Io stavo inseguendo un pazzo mezzo nudo per le campagne desertiche di Samo, mentre in cuor mio speravo nell’imminente arrivo della polizia. L’uomo, nonostante la temperatura, correva a spron battuto e anzi l’aria gelida pareva rinvigorirlo sempre più. Attraversammo campi coltivati e distese alberate, vecchi casolari abbandonati e stradine ataviche, prima di giungere nei pressi di uno sperone roccioso che dava dritto sulla fiumara. In basso, il gorgoglio dell’acqua faceva da sottofondo a quella che si annunciava una notte pazzesca.
Giunto sul posto, l’uomo si bloccò di colpo e si voltò verso di me, il viso contorto in una maschera di paura. Io stesso mi bloccai nel vederlo in quello stato, non sapendo bene come agire né cosa dirgli, ma tenendo sempre ben fermo il coltello nella mia mano sinistra.
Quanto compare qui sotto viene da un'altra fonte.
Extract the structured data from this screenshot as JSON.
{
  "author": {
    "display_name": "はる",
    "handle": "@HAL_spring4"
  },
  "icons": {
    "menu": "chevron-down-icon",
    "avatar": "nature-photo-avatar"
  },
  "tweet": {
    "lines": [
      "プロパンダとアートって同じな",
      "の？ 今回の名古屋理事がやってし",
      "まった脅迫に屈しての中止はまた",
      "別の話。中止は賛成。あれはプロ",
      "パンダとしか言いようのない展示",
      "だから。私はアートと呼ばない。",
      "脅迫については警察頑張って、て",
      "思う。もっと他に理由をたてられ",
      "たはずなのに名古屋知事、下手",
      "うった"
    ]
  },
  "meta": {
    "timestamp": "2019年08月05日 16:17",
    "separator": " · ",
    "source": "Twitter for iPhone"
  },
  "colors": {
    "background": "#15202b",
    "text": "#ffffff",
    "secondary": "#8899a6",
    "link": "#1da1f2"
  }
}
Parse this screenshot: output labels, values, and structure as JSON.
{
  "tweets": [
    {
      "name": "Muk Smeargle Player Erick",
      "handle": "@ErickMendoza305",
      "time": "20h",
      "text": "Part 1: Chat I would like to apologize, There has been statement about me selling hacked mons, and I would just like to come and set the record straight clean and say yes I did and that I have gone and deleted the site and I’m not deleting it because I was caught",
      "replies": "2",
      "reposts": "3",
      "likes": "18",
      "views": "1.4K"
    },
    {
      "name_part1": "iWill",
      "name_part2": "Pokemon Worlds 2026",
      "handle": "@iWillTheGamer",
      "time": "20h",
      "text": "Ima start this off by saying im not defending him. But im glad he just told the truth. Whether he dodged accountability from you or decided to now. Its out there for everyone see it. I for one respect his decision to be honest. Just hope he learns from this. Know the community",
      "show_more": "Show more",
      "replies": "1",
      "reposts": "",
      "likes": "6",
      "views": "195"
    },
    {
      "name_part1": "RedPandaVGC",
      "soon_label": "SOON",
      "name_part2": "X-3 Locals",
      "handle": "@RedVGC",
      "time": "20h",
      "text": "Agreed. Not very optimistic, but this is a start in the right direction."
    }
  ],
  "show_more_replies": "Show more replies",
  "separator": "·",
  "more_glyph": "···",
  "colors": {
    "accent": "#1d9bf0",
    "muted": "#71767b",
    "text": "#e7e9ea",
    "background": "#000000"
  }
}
Per lunghi istanti ci guardammo a vicenda, mentre la fiumara scorreva potente sotto di noi e la luna ci fissava attenta dal sopra le nostre teste. Poi, all’improvviso, l’uomo mi parlò.
“Ti avevo avvertito, dottore. Stasera vedrai la verità. Stasera anche tu saprai. Lui è giunto”
Aprii bocca per chiedere all’uomo di calmarsi e di spiegarmi di cosa stesse parlando, ma non ne ebbi il tempo. Un essere peloso e gigantesco si palesò come dal nulla alle mie spalle e mi scaraventò a terra. In un istante sentii le narici riempirsi di odore di animale e i polmoni svuotarsi a causa del colpo. Non riuscivo a credere a ciò che stavo vedendo, e forse non ci credo ancora, eppure era lì, dinnanzi a me. Una creatura uscita fuori dai meandri più oscuri degli incubi, in grado di annientare ogni certezza o convinzione umana in merito al mondo in cui tutti noi viviamo.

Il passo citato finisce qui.